Mais devenue plus grande, Alizée savait désormais que ces histoires n'étaient pas réelles, et sa véritable idole se nommait Erica, une héroïne qui elle existait bel et bien. Sa renommée dépassait les frontières et les royaumes, elle constituait le premier sujet de conversation dans les tavernes, les chaumières et les châteaux. Elle était une mercenaire qui offrait ses services au plus offrant. On disait qu'elle ne se déplaçait jamais sans une escorte d'une cinquantaine de lions. Et elle même ressemblait à une lionne, et n'avait jamais été défaite en combat singulier. On avait fait d'elle plusieurs peintures, et pour son dernier anniversaire, Alizée, qui ne parlait que de l'héroïne à son père, s'était vue offrir un portrait de son idole. Depuis, après avoir éperdument remercié son papa, la princesse gardait le précieux trophée dans sa chambre. Mistral pouvait bien se moquer d'elle, Alizée passait de longs moments à contempler la si fine et pourtant si forte Erica, surtout le soir, un peu avant de s'endormir. La jeune fille s'était aperçue qu'en agissant ainsi, elle faisait souvent des rêves mettant en scène la grande guerrière.

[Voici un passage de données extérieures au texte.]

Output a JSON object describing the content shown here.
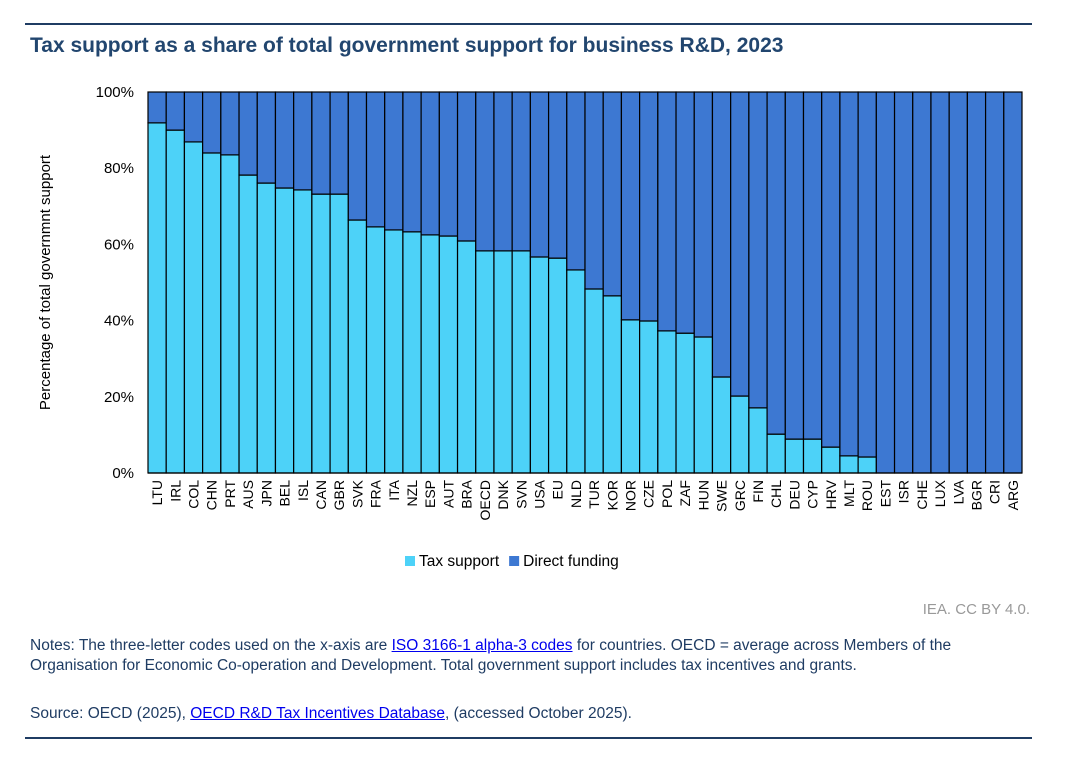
{
  "title": "Tax support as a share of total government support for business R&D, 2023",
  "credit": "IEA. CC BY 4.0.",
  "notes": {
    "prefix": "Notes: The three-letter codes used on the x-axis are ",
    "link": "ISO 3166-1 alpha-3 codes",
    "suffix": " for countries. OECD = average across Members of the Organisation for Economic Co-operation and Development. Total government support includes tax incentives and grants."
  },
  "source": {
    "prefix": "Source: OECD (2025), ",
    "link": "OECD R&D Tax Incentives Database",
    "suffix": ", (accessed October 2025)."
  },
  "chart_data": {
    "type": "bar",
    "stacked": true,
    "ylabel": "Percentage of total governmnt support",
    "ylim": [
      0,
      100
    ],
    "yticks": [
      "0%",
      "20%",
      "40%",
      "60%",
      "80%",
      "100%"
    ],
    "legend_position": "bottom",
    "categories": [
      "LTU",
      "IRL",
      "COL",
      "CHN",
      "PRT",
      "AUS",
      "JPN",
      "BEL",
      "ISL",
      "CAN",
      "GBR",
      "SVK",
      "FRA",
      "ITA",
      "NZL",
      "ESP",
      "AUT",
      "BRA",
      "OECD",
      "DNK",
      "SVN",
      "USA",
      "EU",
      "NLD",
      "TUR",
      "KOR",
      "NOR",
      "CZE",
      "POL",
      "ZAF",
      "HUN",
      "SWE",
      "GRC",
      "FIN",
      "CHL",
      "DEU",
      "CYP",
      "HRV",
      "MLT",
      "ROU",
      "EST",
      "ISR",
      "CHE",
      "LUX",
      "LVA",
      "BGR",
      "CRI",
      "ARG"
    ],
    "series": [
      {
        "name": "Tax support",
        "color": "#4dd2f8",
        "values": [
          91.9,
          90.0,
          86.9,
          84.0,
          83.5,
          78.2,
          76.1,
          74.8,
          74.3,
          73.2,
          73.2,
          66.4,
          64.6,
          63.8,
          63.3,
          62.5,
          62.2,
          60.9,
          58.3,
          58.3,
          58.3,
          56.7,
          56.4,
          53.3,
          48.3,
          46.5,
          40.2,
          39.9,
          37.3,
          36.7,
          35.7,
          25.2,
          20.2,
          17.1,
          10.2,
          8.9,
          8.9,
          6.8,
          4.5,
          4.2,
          0,
          0,
          0,
          0,
          0,
          0,
          0,
          0
        ]
      },
      {
        "name": "Direct funding",
        "color": "#3d78d2",
        "values": [
          8.1,
          10.0,
          13.1,
          16.0,
          16.5,
          21.8,
          23.9,
          25.2,
          25.7,
          26.8,
          26.8,
          33.6,
          35.4,
          36.2,
          36.7,
          37.5,
          37.8,
          39.1,
          41.7,
          41.7,
          41.7,
          43.3,
          43.6,
          46.7,
          51.7,
          53.5,
          59.8,
          60.1,
          62.7,
          63.3,
          64.3,
          74.8,
          79.8,
          82.9,
          89.8,
          91.1,
          91.1,
          93.2,
          95.5,
          95.8,
          100,
          100,
          100,
          100,
          100,
          100,
          100,
          100
        ]
      }
    ]
  }
}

Et dans ses rêves, la lionne n'était jamais vaincue. Elle combattait les soldats de la Terre, pas ceux du Vent, et il lui arrivait de rencontrer une petite fille timide, et Erica se montrait gentille et avenante avec elle. La guerrière lui montrait comment se battre, et la petite fille devenait presque aussi forte que son modèle. Elle l'accompagnait durant ses missions périlleuses, et la petite fille, au cours d'une de ces missions, sauvait sa maitresse, en abattant un archer de la Terre, qui s'était caché derrière un arbre, pour tuer par surprise et par ruse Erica. L'héroïne consacrait alors la petite fille comme son garde du corps, et à ce moment là, Alizée habituellement se réveillait.